A destra della villa svetta il campanile dell’ex chiesa parrocchiale. Nel 1744 esisteva già un oratorio, ma nelle piante della seconda metà di quel secolo risulta costruita una chiesa con la canonica, che dal 1783 accolse la neonata parrocchia dei santi Biagio ed Egidio, a cui era stato trasferito il titolo della soppressa San Biagio del Toppo di Figline.

Il 25 giugno 1871, nel punto più alto della collinetta, fu inaugurata la nuova chiesa di San Biagio finanziata dai conti ancora su progetto di Comparini Rossi, come recita una lapide nella controfacciata. Il precedente edificio sacro divenne l’oratorio privato.

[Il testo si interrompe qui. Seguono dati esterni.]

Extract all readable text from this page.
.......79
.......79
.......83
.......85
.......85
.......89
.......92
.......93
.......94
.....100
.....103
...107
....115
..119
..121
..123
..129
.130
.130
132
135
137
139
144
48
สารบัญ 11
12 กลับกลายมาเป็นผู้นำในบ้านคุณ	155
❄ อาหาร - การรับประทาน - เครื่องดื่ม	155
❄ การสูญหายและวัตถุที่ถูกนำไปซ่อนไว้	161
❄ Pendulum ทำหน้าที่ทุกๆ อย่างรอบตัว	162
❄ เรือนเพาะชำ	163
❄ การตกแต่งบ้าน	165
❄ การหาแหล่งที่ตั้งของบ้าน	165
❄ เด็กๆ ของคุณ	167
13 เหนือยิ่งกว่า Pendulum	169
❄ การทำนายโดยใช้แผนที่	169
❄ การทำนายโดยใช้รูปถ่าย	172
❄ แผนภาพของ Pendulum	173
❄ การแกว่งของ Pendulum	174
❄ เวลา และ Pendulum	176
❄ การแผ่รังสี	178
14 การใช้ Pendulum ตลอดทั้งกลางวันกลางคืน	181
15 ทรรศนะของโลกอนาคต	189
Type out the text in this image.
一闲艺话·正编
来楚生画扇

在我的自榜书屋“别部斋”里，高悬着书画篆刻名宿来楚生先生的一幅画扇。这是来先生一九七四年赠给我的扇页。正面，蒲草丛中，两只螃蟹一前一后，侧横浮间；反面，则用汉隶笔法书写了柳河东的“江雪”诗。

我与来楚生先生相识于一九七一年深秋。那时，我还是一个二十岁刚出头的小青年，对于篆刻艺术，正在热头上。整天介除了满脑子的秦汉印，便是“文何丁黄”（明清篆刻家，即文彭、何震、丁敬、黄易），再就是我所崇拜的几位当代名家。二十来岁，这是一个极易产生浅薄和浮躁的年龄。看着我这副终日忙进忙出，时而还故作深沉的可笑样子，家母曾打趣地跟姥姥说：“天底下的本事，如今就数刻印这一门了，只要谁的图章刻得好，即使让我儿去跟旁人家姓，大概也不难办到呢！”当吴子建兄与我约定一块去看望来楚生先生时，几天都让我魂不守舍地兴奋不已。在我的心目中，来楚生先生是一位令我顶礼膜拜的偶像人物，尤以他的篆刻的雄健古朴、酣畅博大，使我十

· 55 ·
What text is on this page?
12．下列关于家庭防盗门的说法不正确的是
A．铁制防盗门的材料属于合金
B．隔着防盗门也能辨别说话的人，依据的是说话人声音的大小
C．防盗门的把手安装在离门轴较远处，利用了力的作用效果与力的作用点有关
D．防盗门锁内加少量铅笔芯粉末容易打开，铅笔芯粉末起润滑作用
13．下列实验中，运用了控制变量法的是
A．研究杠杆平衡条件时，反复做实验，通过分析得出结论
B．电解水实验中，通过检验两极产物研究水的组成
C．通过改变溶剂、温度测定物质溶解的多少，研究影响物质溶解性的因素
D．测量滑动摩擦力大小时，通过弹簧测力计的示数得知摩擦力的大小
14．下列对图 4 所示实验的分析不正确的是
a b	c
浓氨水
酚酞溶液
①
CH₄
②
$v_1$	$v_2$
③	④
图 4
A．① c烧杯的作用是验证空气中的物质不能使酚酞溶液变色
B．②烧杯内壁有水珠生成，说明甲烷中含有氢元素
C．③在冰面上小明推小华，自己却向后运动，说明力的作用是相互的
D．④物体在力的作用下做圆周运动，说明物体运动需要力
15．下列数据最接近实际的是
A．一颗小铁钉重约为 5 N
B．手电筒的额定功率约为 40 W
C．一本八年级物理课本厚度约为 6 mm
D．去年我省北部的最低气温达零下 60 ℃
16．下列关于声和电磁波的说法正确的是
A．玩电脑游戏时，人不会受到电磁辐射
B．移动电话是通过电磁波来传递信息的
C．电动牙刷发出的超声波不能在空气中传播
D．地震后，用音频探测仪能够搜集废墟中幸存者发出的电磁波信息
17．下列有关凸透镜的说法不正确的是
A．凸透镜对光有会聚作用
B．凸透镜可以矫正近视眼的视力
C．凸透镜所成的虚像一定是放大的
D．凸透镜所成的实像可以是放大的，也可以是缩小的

A Gioacchino succedette il figlio Alfredo, agronomo e figura influente della politica aretina della prima metà del Novecento, mentre all’altro figlio Massimo spettò la dirimpettaia Fonte a Ronco. Con il regio decreto del 28 febbraio 1926 il cognome Hertz fu sostituito con Di Frassineto e il nuovo stemma della casata ancora campeggia nella facciata ovest della villa. Alla morte del conte, nel 1956, la tenuta passò ai figli Giuliana Riccardo, rimanendo alla famiglia fino ai primi anni Settanta del secolo scorso.  Dopo un breve passaggio ai romani Dorazio, nel 1974 l’azienda agricola fu acquistata dagli attuali proprietari, i ravennati Miserocchi.

Grazie a questi ultimi la Tenuta di Frassineto è oggi un’eccellenza che si estende per circa 500 ettari, di cui trenta ospitano vitigni pregiati come Semillon, Chardonnay, Sauvignon, Traminer, Pinot Bianco, Vermentino, Sangiovese, Syrah, Merlot, Cabernet Franc e Petit Verdot, coltivati con tecniche innovative. Gli enofili possono acquistare i prodotti nel wine shop e visitare l’azienda attraverso “wine tour” diversificati che prevedono degustazioni e visite guidate al parco storico, alla cantina, alla barriccaia e alle vigne.

Obiettivo della tenuta è produrre vini di alta qualità e far conoscere il territorio che ospita i vigneti e la villa, per la quale sono al vaglio progetti di restauro e valorizzazione, per farne un luogo sempre più di riferimento per gli amanti della campagna toscana.